Pakistani cricketers have always been my favourite, and it seems wrong to not have them in a tournament like this. Especially when it isn't their fault. So many idiots have conspired to ensure that there should be an asterisk in the title of this tournament.
Even without the Pakistani boys, the tournament is missing some key elements of the bets; a Twenty20 tournament without Shane Warne or Shah Rukh Khan seems a little naked. Who will bring the Hollywood or the Bollywood? What will the Fake IPL Player write about in this tournament? Luckily there is still one key facet in this tournament.

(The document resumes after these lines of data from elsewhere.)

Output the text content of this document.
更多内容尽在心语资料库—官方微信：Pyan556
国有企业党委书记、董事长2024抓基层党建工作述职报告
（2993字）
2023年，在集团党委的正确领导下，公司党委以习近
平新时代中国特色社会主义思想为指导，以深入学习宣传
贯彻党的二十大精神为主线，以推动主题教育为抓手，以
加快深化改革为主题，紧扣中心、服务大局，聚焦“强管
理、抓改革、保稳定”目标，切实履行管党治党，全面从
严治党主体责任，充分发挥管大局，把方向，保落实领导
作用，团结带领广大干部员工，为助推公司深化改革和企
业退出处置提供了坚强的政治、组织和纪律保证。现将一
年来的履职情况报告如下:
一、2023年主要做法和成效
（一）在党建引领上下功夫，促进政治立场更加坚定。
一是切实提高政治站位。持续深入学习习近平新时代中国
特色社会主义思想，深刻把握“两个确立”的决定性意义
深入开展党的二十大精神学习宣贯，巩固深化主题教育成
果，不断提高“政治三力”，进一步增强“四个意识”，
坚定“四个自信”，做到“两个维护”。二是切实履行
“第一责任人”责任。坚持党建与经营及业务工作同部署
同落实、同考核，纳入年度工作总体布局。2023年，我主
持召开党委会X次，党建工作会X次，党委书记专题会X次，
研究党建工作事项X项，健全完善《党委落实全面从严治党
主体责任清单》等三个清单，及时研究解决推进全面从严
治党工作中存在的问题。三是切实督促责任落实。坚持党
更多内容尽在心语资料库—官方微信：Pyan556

Lalit Modi may not be everyone's cup of tea. There are far too many reasons I don't like him to mention here (I've never forgiven him for using two mobiles at once), but he does know how to throw a party, and he would never have a final on a school night like the ICC did for their "champions". The IPL may be over the top, loud, didactic, stage managed and crass, but it is definitely a party.
When the ICC hosts a tournament it is more like your parents throwing you a bash. They think they know what is cool, but they don't quite get it. They put on Maroon 5, invite over all your boring aunts and uncles, only have non-alcoholic drinks, and have the party on a weekday.
Lalit is more like the cool, slightly dodgy, uncle. He comes in with a DJ, free booze for everyone, invites your friends, and brings over famous people and the party goes crazy.
If Lalit's party works well, no one will care that Warne, SRK and the dudes from Pakistan didn't come, but if it turns lame, people might start wishing they had dropped by.